Financial incentives added to free cessation aids resulted in a higher rate of sustained smoking abstinence compared to free cessation aids alone, a recent study found. Researchers randomly assigned smokers employed by 54 companies to 1 of 4 smoking cessation interventions or to usual care. The 4 interventions consisted of usual care (access to information regarding the benefits of smoking cessation and a motivational text-message service) plus 1 of the following: free cessation aids; free e-cigarettes, without a requirement that standard therapies had been tried; free cessation aids plus $600 in rewards for sustained abstinence; or free cessation aids plus $600 in redeemable funds, deposited in a separate account for each participant, with money removed if cessation milestones were not met. The primary outcome was sustained smoking abstinence for 6 months after the target quit date. Among the details:
- Among 6,131 smokers enrolled, 6,006 underwent randomization.

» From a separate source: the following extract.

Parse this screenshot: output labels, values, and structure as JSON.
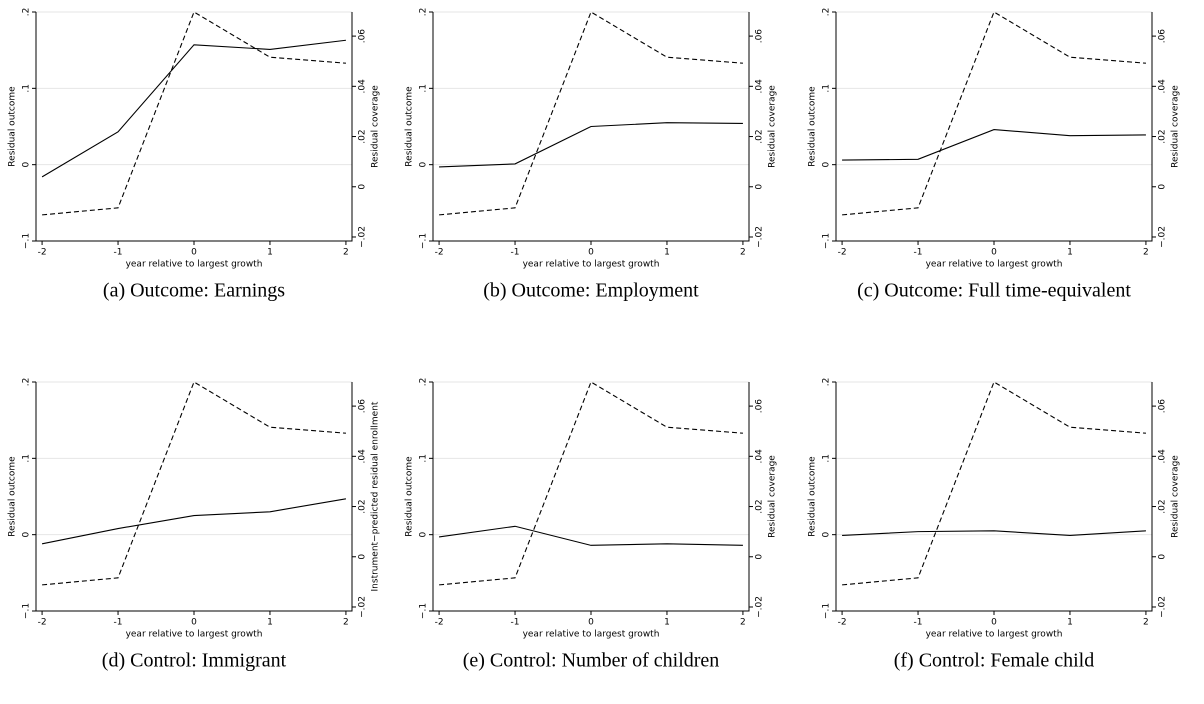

- Though 6 months, sustained abstinence rates were 0.1% in the usual care group, 0.5% in the free cessation aids group, 1.0% in the free e-cigarettes group, 2.0% in the rewards group, and 2.9% in the redeemable deposit group.
- The addition of free cessation aids or e-cigarettes did not provide a benefit among smokers who received usual care.
Halpern SD, Harhay MO, Saulsgiver K, et al. A pragmatic trial of e-cigarettes, incentives, and drugs for smoking cessation. N Engl J Med. 2018;378:2302-2310. doi:10.1056/NEJMsa1715757.